Thursday, March 19, 2009

University Park, Pa. — Douglas M. Teti, professor of human development and psychology in Penn State’s College of Health and Human Development, has received a National Institute of Child Health and Human Development (NICHD) grant of $2,677,122 that is funding an infant sleep research project for five years.

The project, "Study of Infants’ Emergent Sleep TrAjectories, phase II" (SIESTA II), aims to study the role of parenting in the development of infant sleep patterns. To collect data, researchers will visit 150 homes in the Hershey, Harrisburg and State College areas, 25 percent of which will be minority homes. Researchers will visit each home seven times over the course of two years. Infrared cameras will be set up in participants’ homes to document several aspects of bed-time and night-time rituals for infants: daily bed-time routines, use of close contact, soothing vs. arousing behaviors, parental reactions to infant sleep disruptions, parental emotional availability and infant emotional reactions. Parents also will be asked to keep infant sleep diaries.

“Most literature on infant sleep patterns comes from pediatric journals, but tends to ignore perspectives from developmental science — we hope to change that,” said Teti. “There’s probably not one universal formula that parents should use to promote sleep quality and well-being in infants. It’s more likely that how parents feel about their children’s sleep, and how well they adapt emotionally, plays just as large a role in the development of infant sleep as the parenting practices being used.”

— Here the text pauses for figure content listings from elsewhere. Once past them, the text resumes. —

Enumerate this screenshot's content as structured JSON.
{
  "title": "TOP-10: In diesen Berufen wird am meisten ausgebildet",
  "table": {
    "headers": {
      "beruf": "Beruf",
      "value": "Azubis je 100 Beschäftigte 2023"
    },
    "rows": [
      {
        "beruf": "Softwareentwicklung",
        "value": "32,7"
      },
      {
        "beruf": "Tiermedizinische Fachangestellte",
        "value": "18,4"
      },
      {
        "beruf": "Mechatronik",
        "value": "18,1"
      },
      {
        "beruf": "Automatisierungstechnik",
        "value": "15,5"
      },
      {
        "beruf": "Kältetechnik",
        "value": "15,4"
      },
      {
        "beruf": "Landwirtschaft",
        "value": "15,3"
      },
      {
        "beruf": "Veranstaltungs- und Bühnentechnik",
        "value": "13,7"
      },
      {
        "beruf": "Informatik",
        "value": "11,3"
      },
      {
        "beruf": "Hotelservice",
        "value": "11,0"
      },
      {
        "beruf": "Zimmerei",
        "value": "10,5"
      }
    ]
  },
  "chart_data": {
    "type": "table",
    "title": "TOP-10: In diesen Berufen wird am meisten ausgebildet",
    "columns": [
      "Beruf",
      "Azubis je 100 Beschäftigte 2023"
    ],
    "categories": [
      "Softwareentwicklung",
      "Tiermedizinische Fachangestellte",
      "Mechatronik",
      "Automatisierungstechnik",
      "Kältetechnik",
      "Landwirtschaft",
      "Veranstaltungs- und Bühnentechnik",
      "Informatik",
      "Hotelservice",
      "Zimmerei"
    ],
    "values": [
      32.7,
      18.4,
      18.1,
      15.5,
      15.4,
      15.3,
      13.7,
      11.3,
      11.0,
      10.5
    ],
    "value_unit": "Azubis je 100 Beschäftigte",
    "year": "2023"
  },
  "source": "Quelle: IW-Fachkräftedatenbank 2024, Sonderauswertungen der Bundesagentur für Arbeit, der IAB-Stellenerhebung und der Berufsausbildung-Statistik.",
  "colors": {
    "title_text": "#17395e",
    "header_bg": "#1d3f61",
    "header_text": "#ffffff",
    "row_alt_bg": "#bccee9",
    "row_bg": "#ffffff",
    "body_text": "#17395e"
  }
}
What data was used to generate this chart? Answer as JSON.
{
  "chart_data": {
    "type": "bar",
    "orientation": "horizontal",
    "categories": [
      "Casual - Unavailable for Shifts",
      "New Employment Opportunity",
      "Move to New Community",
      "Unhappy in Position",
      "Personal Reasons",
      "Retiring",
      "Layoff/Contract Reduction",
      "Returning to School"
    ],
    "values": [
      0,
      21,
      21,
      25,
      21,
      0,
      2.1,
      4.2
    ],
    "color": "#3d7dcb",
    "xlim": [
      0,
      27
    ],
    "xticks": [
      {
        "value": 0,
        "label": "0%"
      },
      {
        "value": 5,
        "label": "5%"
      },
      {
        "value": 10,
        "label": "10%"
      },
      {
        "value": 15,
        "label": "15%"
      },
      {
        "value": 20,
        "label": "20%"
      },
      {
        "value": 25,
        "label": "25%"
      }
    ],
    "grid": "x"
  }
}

The researchers will test whether consistent bed-time rituals will promote self-regulated sleep habits in infants, whether support from a partner enhances a mother’s ability to adapt to a temperamental infant, whether parents who don’t adapt are less emotionally available to their infants and experience more stress and whether parents’ stress increases the number of infant sleep disruptions. They also will test the idea that cognitive functions in infants, such as the capacity for information processing, are sensitive to and influenced by sleep quality.

As part of the project, the grant will be used to fund several graduate students who will work as researchers at the University Park or Harrisburg campuses.

SIESTA I, which was funded by Penn State’s Children, Youth and Families Consortium, was a pilot study and laid the groundwork that made SIESTA II possible. Researchers established that infrared cameras would provide clear video and audio and accurately capture the emotional quality of infant and parental behaviors during the middle of the night. SIESTA I also gave the investigative team the opportunity to pilot a number of different measures and procedures currently being used in SIESTA II.

Co-investigators for SIESTA II include: Pamela Cole, professor of psychology; Cindy Stifter, professor of human development and psychology; Mike Rovine, professor of human development; Ian Paul, professor of pediatrics at Penn State Milton S. Hershey Medical Center; and Thomas Anders, professor emeritus of psychiatry and behavioral sciences at the University of California, Davis.